Connie Aronson was actively painting and printmaking in New York City and nearby Litchfield County for more than 60 years. Using bright colors in oil and gouache, her work was dominated by paintings of floral still lifes and impressionistic images from her years of travel in Europe. That work shows the influences that she found in the works of Matisse, Van Gogh, Marsden Hartley, Georgia O’Keefe, and the German Expressionists.
“I paint to bathe in the joy of color,” Aronson said, and this is obvious as her bold work speaks through a palate of bright colors.
Aronson is best known for her colorful flowers and eloquent travel paintings, but her early work—impressionistic woodblock prints and abstract painting—are at least as deserving of attention.
Aronson began painting as a teenager in Philadelphia, using watercolors to reinterpret Esquire magazine photographs.
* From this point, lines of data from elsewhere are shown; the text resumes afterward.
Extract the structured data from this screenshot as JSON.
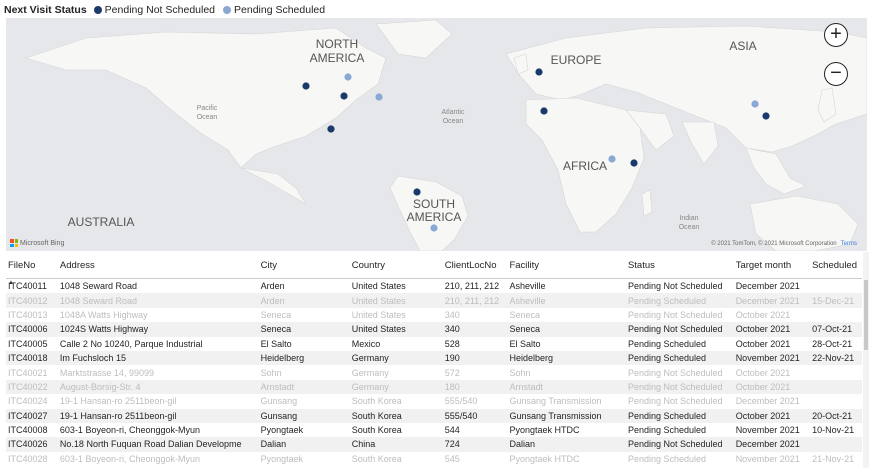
{
  "legend": {
    "title": "Next Visit Status",
    "items": [
      {
        "label": "Pending Not Scheduled",
        "color": "#1b3a6b"
      },
      {
        "label": "Pending Scheduled",
        "color": "#8aa8d4"
      }
    ]
  },
  "map": {
    "labels": {
      "north_america": [
        "NORTH",
        "AMERICA"
      ],
      "south_america": [
        "SOUTH",
        "AMERICA"
      ],
      "europe": "EUROPE",
      "asia": "ASIA",
      "africa": "AFRICA",
      "australia": "AUSTRALIA",
      "pacific": [
        "Pacific",
        "Ocean"
      ],
      "atlantic": [
        "Atlantic",
        "Ocean"
      ],
      "indian": [
        "Indian",
        "Ocean"
      ]
    },
    "zoom_in": "+",
    "zoom_out": "−",
    "brand": "Microsoft Bing",
    "credit": "© 2021 TomTom, © 2021 Microsoft Corporation",
    "terms": "Terms",
    "points": [
      {
        "region": "US West",
        "status": "Pending Not Scheduled"
      },
      {
        "region": "US North",
        "status": "Pending Scheduled"
      },
      {
        "region": "US Central",
        "status": "Pending Not Scheduled"
      },
      {
        "region": "US East",
        "status": "Pending Scheduled"
      },
      {
        "region": "Mexico",
        "status": "Pending Not Scheduled"
      },
      {
        "region": "France",
        "status": "Pending Not Scheduled"
      },
      {
        "region": "Spain",
        "status": "Pending Not Scheduled"
      },
      {
        "region": "East Africa",
        "status": "Pending Scheduled"
      },
      {
        "region": "Horn of Africa",
        "status": "Pending Not Scheduled"
      },
      {
        "region": "Brazil",
        "status": "Pending Not Scheduled"
      },
      {
        "region": "South Brazil",
        "status": "Pending Scheduled"
      },
      {
        "region": "China North",
        "status": "Pending Scheduled"
      },
      {
        "region": "China East",
        "status": "Pending Not Scheduled"
      }
    ]
  },
  "table": {
    "columns": [
      "FileNo",
      "Address",
      "City",
      "Country",
      "ClientLocNo",
      "Facility",
      "Status",
      "Target month",
      "Scheduled"
    ],
    "rows": [
      {
        "dim": false,
        "cells": [
          "ITC40011",
          "1048 Seward Road",
          "Arden",
          "United States",
          "210, 211, 212",
          "Asheville",
          "Pending Not Scheduled",
          "December 2021",
          ""
        ]
      },
      {
        "dim": true,
        "cells": [
          "ITC40012",
          "1048 Seward Road",
          "Arden",
          "United States",
          "210, 211, 212",
          "Asheville",
          "Pending Scheduled",
          "December 2021",
          "15-Dec-21"
        ]
      },
      {
        "dim": true,
        "cells": [
          "ITC40013",
          "1048A Watts Highway",
          "Seneca",
          "United States",
          "340",
          "Seneca",
          "Pending Not Scheduled",
          "October 2021",
          ""
        ]
      },
      {
        "dim": false,
        "cells": [
          "ITC40006",
          "1024S Watts Highway",
          "Seneca",
          "United States",
          "340",
          "Seneca",
          "Pending Not Scheduled",
          "October 2021",
          "07-Oct-21"
        ]
      },
      {
        "dim": false,
        "cells": [
          "ITC40005",
          "Calle 2 No 10240, Parque Industrial",
          "El Salto",
          "Mexico",
          "528",
          "El Salto",
          "Pending Scheduled",
          "October 2021",
          "28-Oct-21"
        ]
      },
      {
        "dim": false,
        "cells": [
          "ITC40018",
          "Im Fuchsloch 15",
          "Heidelberg",
          "Germany",
          "190",
          "Heidelberg",
          "Pending Scheduled",
          "November 2021",
          "22-Nov-21"
        ]
      },
      {
        "dim": true,
        "cells": [
          "ITC40021",
          "Marktstrasse 14, 99099",
          "Sohn",
          "Germany",
          "572",
          "Sohn",
          "Pending Not Scheduled",
          "October 2021",
          ""
        ]
      },
      {
        "dim": true,
        "cells": [
          "ITC40022",
          "August-Borsig-Str. 4",
          "Arnstadt",
          "Germany",
          "180",
          "Arnstadt",
          "Pending Not Scheduled",
          "October 2021",
          ""
        ]
      },
      {
        "dim": true,
        "cells": [
          "ITC40024",
          "19-1 Hansan-ro 2511beon-gil",
          "Gunsang",
          "South Korea",
          "555/540",
          "Gunsang Transmission",
          "Pending Not Scheduled",
          "December 2021",
          ""
        ]
      },
      {
        "dim": false,
        "cells": [
          "ITC40027",
          "19-1 Hansan-ro 2511beon-gil",
          "Gunsang",
          "South Korea",
          "555/540",
          "Gunsang Transmission",
          "Pending Scheduled",
          "October 2021",
          "20-Oct-21"
        ]
      },
      {
        "dim": false,
        "cells": [
          "ITC40008",
          "603-1 Boyeon-ri, Cheonggok-Myun",
          "Pyongtaek",
          "South Korea",
          "544",
          "Pyongtaek HTDC",
          "Pending Scheduled",
          "November 2021",
          "10-Nov-21"
        ]
      },
      {
        "dim": false,
        "cells": [
          "ITC40026",
          "No.18 North Fuquan Road Dalian Developme",
          "Dalian",
          "China",
          "724",
          "Dalian",
          "Pending Not Scheduled",
          "December 2021",
          ""
        ]
      },
      {
        "dim": true,
        "cells": [
          "ITC40028",
          "603-1 Boyeon-ri, Cheonggok-Myun",
          "Pyongtaek",
          "South Korea",
          "545",
          "Pyongtaek HTDC",
          "Pending Scheduled",
          "November 2021",
          "21-Nov-21"
        ]
      }
    ]
  }
}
She gained her formal education in art at the Philadelphia School of Industrial Art and Art Design and, in New York, at the Art Student League and the Isabel O’Neil Studio. She studied with Bruce Dorfman at the at the Art Student League, Knox Martin, Hobson Pittman, and Murray Barton.
Aronson had an active exhibition schedule, showing both solo and in groups in New York City; Como, Italy; Northwestern Connecticut; and New England. Her paintings are in collections throughout the U.S. and internationally.